China’s moralising would be comical were it not so consequential. Few countries have done more to normalise coercion in Asia. From the South China Sea, where Vietnam and the Philippines face relentless pressure, to the Himalayas, where Bhutan’s claims are quietly eroded, China’s diplomacy often arrives backed by coastguard cutters, economic leverage or “salami-sliced” military facts on the ground. Even its trade policy has acquired a punitive edge, deployed to discipline smaller states that displease Beijing.


Pakistan, long the region’s most reliable exporter of instability, was no less brazen in its contribution to the lecture. Such bravado rings hollow from a state whose security doctrine has for decades rested on nurturing jihadist proxies, from the mountains of Kashmir to the massacre at Pahalgam, and then denying responsibility with ritualised indignation.


Pakistan’s refusal to abandon terror as an instrument of statecraft, or to explain why a country perpetually pleading victimhood abroad continues to depend on militancy at home and patrons abroad for relevance, shapes the communiqué’s most revealing passages.


Even as Beijing and Islamabad rail against “small circles,” they are busily assembling their own. The newly advertised trilaterals with Afghanistan and the China-Bangladesh-Pakistan framework echo a strategy that dates back to the Cold War, when China first embraced Pakistan as a useful southern flank against India after the 1962 war. Since then, exclusion has been policy, not accident. Regional architectures that sideline New Delhi have long appealed to a partnership built less on shared values than on a shared interest in hemming in Indian power. Bloc politics, it seems, are objectionable only when others practise them. When conducted under Chinese auspices, exclusion is rebranded as “regional cooperation.”

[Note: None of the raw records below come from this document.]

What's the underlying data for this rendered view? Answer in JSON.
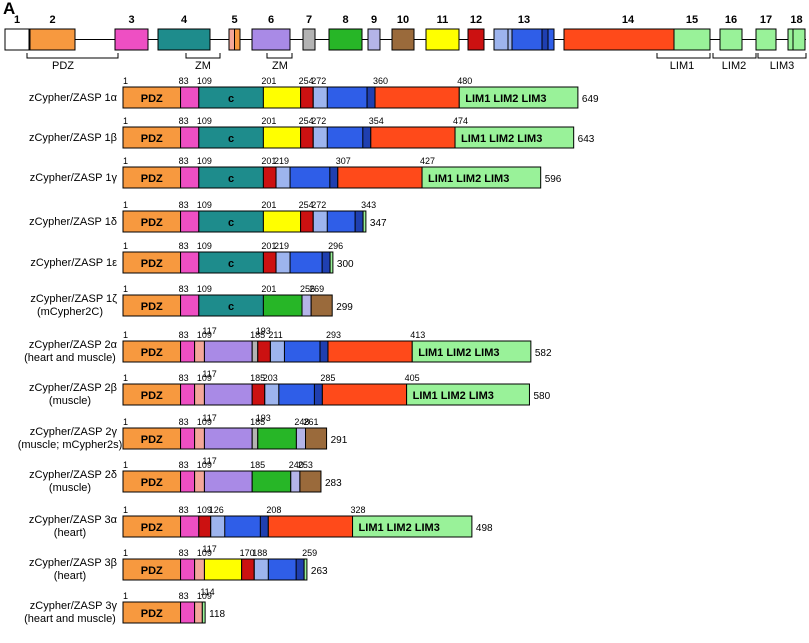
{
  "panel_label": "A",
  "exon_map": {
    "exons": [
      {
        "n": "1",
        "color": "#ffffff"
      },
      {
        "n": "2",
        "color": "#f7993f"
      },
      {
        "n": "3",
        "color": "#ee4fc3"
      },
      {
        "n": "4",
        "color": "#1e8c8c"
      },
      {
        "n": "5",
        "color": "#f4a79a",
        "color2": "#f7993f"
      },
      {
        "n": "6",
        "color": "#a98ae6"
      },
      {
        "n": "7",
        "color": "#b3b3b3"
      },
      {
        "n": "8",
        "color": "#27b627"
      },
      {
        "n": "9",
        "color": "#b4b4e8"
      },
      {
        "n": "10",
        "color": "#9a6a3b"
      },
      {
        "n": "11",
        "color": "#ffff00"
      },
      {
        "n": "12",
        "color": "#cc1111"
      },
      {
        "n": "13",
        "color": "#2f5ee8"
      },
      {
        "n": "14",
        "color": "#ff4a1a"
      },
      {
        "n": "15",
        "color": "#99f299"
      },
      {
        "n": "16",
        "color": "#99f299"
      },
      {
        "n": "17",
        "color": "#99f299"
      },
      {
        "n": "18",
        "color": "#99f299"
      }
    ],
    "brackets": [
      "PDZ",
      "ZM",
      "ZM",
      "LIM1",
      "LIM2",
      "LIM3"
    ]
  },
  "domain_labels": {
    "pdz": "PDZ",
    "c": "c",
    "lim": "LIM1  LIM2  LIM3"
  },
  "isoforms": [
    {
      "name": "zCypher/ZASP 1α",
      "sub": "",
      "length": "649",
      "segments": [
        [
          "pdz",
          1,
          83
        ],
        [
          "ex3",
          83,
          109
        ],
        [
          "ex4",
          109,
          201
        ],
        [
          "ex11",
          201,
          254
        ],
        [
          "ex12",
          254,
          272
        ],
        [
          "ex13",
          272,
          360
        ],
        [
          "ex14",
          360,
          480
        ],
        [
          "lim",
          480,
          649
        ]
      ],
      "positions": [
        "1",
        "83",
        "109",
        "201",
        "254",
        "272",
        "360",
        "480"
      ]
    },
    {
      "name": "zCypher/ZASP 1β",
      "sub": "",
      "length": "643",
      "segments": [
        [
          "pdz",
          1,
          83
        ],
        [
          "ex3",
          83,
          109
        ],
        [
          "ex4",
          109,
          201
        ],
        [
          "ex11",
          201,
          254
        ],
        [
          "ex12",
          254,
          272
        ],
        [
          "ex13",
          272,
          354
        ],
        [
          "ex14",
          354,
          474
        ],
        [
          "lim",
          474,
          643
        ]
      ],
      "positions": [
        "1",
        "83",
        "109",
        "201",
        "254",
        "272",
        "354",
        "474"
      ]
    },
    {
      "name": "zCypher/ZASP 1γ",
      "sub": "",
      "length": "596",
      "segments": [
        [
          "pdz",
          1,
          83
        ],
        [
          "ex3",
          83,
          109
        ],
        [
          "ex4",
          109,
          201
        ],
        [
          "ex12",
          201,
          219
        ],
        [
          "ex13",
          219,
          307
        ],
        [
          "ex14",
          307,
          427
        ],
        [
          "lim",
          427,
          596
        ]
      ],
      "positions": [
        "1",
        "83",
        "109",
        "201",
        "219",
        "307",
        "427"
      ]
    },
    {
      "name": "zCypher/ZASP 1δ",
      "sub": "",
      "length": "347",
      "segments": [
        [
          "pdz",
          1,
          83
        ],
        [
          "ex3",
          83,
          109
        ],
        [
          "ex4",
          109,
          201
        ],
        [
          "ex11",
          201,
          254
        ],
        [
          "ex12",
          254,
          272
        ],
        [
          "ex13",
          272,
          343
        ],
        [
          "lim",
          343,
          347
        ]
      ],
      "positions": [
        "1",
        "83",
        "109",
        "201",
        "254",
        "272",
        "343"
      ]
    },
    {
      "name": "zCypher/ZASP 1ε",
      "sub": "",
      "length": "300",
      "segments": [
        [
          "pdz",
          1,
          83
        ],
        [
          "ex3",
          83,
          109
        ],
        [
          "ex4",
          109,
          201
        ],
        [
          "ex12",
          201,
          219
        ],
        [
          "ex13",
          219,
          296
        ],
        [
          "lim",
          296,
          300
        ]
      ],
      "positions": [
        "1",
        "83",
        "109",
        "201",
        "219",
        "296"
      ]
    },
    {
      "name": "zCypher/ZASP 1ζ",
      "sub": "(mCypher2C)",
      "length": "299",
      "segments": [
        [
          "pdz",
          1,
          83
        ],
        [
          "ex3",
          83,
          109
        ],
        [
          "ex4",
          109,
          201
        ],
        [
          "ex8",
          201,
          256
        ],
        [
          "ex9",
          256,
          269
        ],
        [
          "ex10",
          269,
          299
        ]
      ],
      "positions": [
        "1",
        "83",
        "109",
        "201",
        "256",
        "269"
      ]
    },
    {
      "name": "zCypher/ZASP 2α",
      "sub": "(heart and muscle)",
      "length": "582",
      "segments": [
        [
          "pdz",
          1,
          83
        ],
        [
          "ex3",
          83,
          103
        ],
        [
          "ex5",
          103,
          117
        ],
        [
          "ex6",
          117,
          185
        ],
        [
          "ex7",
          185,
          193
        ],
        [
          "ex12",
          193,
          211
        ],
        [
          "ex13",
          211,
          293
        ],
        [
          "ex14",
          293,
          413
        ],
        [
          "lim",
          413,
          582
        ]
      ],
      "positions": [
        "1",
        "83",
        "109",
        "117",
        "185",
        "193",
        "211",
        "293",
        "413"
      ]
    },
    {
      "name": "zCypher/ZASP 2β",
      "sub": "(muscle)",
      "length": "580",
      "segments": [
        [
          "pdz",
          1,
          83
        ],
        [
          "ex3",
          83,
          103
        ],
        [
          "ex5",
          103,
          117
        ],
        [
          "ex6",
          117,
          185
        ],
        [
          "ex12",
          185,
          203
        ],
        [
          "ex13",
          203,
          285
        ],
        [
          "ex14",
          285,
          405
        ],
        [
          "lim",
          405,
          580
        ]
      ],
      "positions": [
        "1",
        "83",
        "109",
        "117",
        "185",
        "203",
        "285",
        "405"
      ]
    },
    {
      "name": "zCypher/ZASP 2γ",
      "sub": "(muscle; mCypher2s)",
      "length": "291",
      "segments": [
        [
          "pdz",
          1,
          83
        ],
        [
          "ex3",
          83,
          103
        ],
        [
          "ex5",
          103,
          117
        ],
        [
          "ex6",
          117,
          185
        ],
        [
          "ex7",
          185,
          193
        ],
        [
          "ex8",
          193,
          248
        ],
        [
          "ex9",
          248,
          261
        ],
        [
          "ex10",
          261,
          291
        ]
      ],
      "positions": [
        "1",
        "83",
        "109",
        "117",
        "185",
        "193",
        "248",
        "261"
      ]
    },
    {
      "name": "zCypher/ZASP 2δ",
      "sub": "(muscle)",
      "length": "283",
      "segments": [
        [
          "pdz",
          1,
          83
        ],
        [
          "ex3",
          83,
          103
        ],
        [
          "ex5",
          103,
          117
        ],
        [
          "ex6",
          117,
          185
        ],
        [
          "ex8",
          185,
          240
        ],
        [
          "ex9",
          240,
          253
        ],
        [
          "ex10",
          253,
          283
        ]
      ],
      "positions": [
        "1",
        "83",
        "109",
        "117",
        "185",
        "240",
        "253"
      ]
    },
    {
      "name": "zCypher/ZASP 3α",
      "sub": "(heart)",
      "length": "498",
      "segments": [
        [
          "pdz",
          1,
          83
        ],
        [
          "ex3",
          83,
          109
        ],
        [
          "ex12",
          109,
          126
        ],
        [
          "ex13",
          126,
          208
        ],
        [
          "ex14",
          208,
          328
        ],
        [
          "lim",
          328,
          498
        ]
      ],
      "positions": [
        "1",
        "83",
        "109",
        "126",
        "208",
        "328"
      ]
    },
    {
      "name": "zCypher/ZASP 3β",
      "sub": "(heart)",
      "length": "263",
      "segments": [
        [
          "pdz",
          1,
          83
        ],
        [
          "ex3",
          83,
          103
        ],
        [
          "ex5",
          103,
          117
        ],
        [
          "ex11",
          117,
          170
        ],
        [
          "ex12",
          170,
          188
        ],
        [
          "ex13",
          188,
          259
        ],
        [
          "lim",
          259,
          263
        ]
      ],
      "positions": [
        "1",
        "83",
        "109",
        "117",
        "170",
        "188",
        "259"
      ]
    },
    {
      "name": "zCypher/ZASP 3γ",
      "sub": "(heart and muscle)",
      "length": "118",
      "segments": [
        [
          "pdz",
          1,
          83
        ],
        [
          "ex3",
          83,
          103
        ],
        [
          "ex5",
          103,
          114
        ],
        [
          "lim",
          114,
          118
        ]
      ],
      "positions": [
        "1",
        "83",
        "109",
        "114"
      ]
    }
  ],
  "colors": {
    "pdz": "#f7993f",
    "ex3": "#ee4fc3",
    "ex4": "#1e8c8c",
    "ex5": "#f4a79a",
    "ex6": "#a98ae6",
    "ex7": "#b3b3b3",
    "ex8": "#27b627",
    "ex9": "#b4b4e8",
    "ex10": "#9a6a3b",
    "ex11": "#ffff00",
    "ex12": "#cc1111",
    "ex13": "#2f5ee8",
    "ex13light": "#9db4ee",
    "ex13dark": "#1f3fb0",
    "ex14": "#ff4a1a",
    "lim": "#99f299"
  }
}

The double standard grows starker on terrorism. The two sides urged the world to avoid “selective approaches” and condemned “double standards,” even as China went one better on the hypocrisy scale by lavishing praise on Pakistan’s “significant contributions and huge sacrifices” in combating terrorism.


For years Beijing has shielded Islamabad at the United Nations, placing technical holds on the designation of Pakistan-based militants and treating terrorism less as a regional scourge than as a diplomatic inconvenience so long as its immediate interests are not threatened.


China’s engagement with Afghanistan has been narrowly instrumental: containing unrest in Xinjiang, preventing spillover into its western provinces and safeguarding prospective investments. Neither approach has been animated by any serious commitment to a rules-based regional order. Yet both now speak the language of accountability as though it were newly discovered.


The subtext of the communiqué is strategic insecurity. China bristles at a Quad that complicates its maritime ambitions and legitimises balancing behaviour across the Indo-Pacific. Pakistan, accustomed to defining itself in opposition to India, resents a neighbour whose partnerships amplify its influence far beyond South Asia and steadily erode Islamabad’s claim to strategic relevance. Together, they cloak their unease in the rhetoric of multilateralism, hoping to recast voluntary alignment as aggression and defensive cooperation as conspiracy.


India’s partnerships, by contrast, are neither coerced nor clandestine. They are transparent, issue-based and welcomed by countries that have learned, often the hard way, the costs of Chinese assertiveness and Pakistani adventurism. Beijing and Islamabad will continue to describe their relationship as “ironclad” and to set ever-new goals for their “all-weather” partnership. In Asia’s crowded theatre, hypocrisy is common. But rarely has it been so meticulously rehearsed or so conspicuously on display.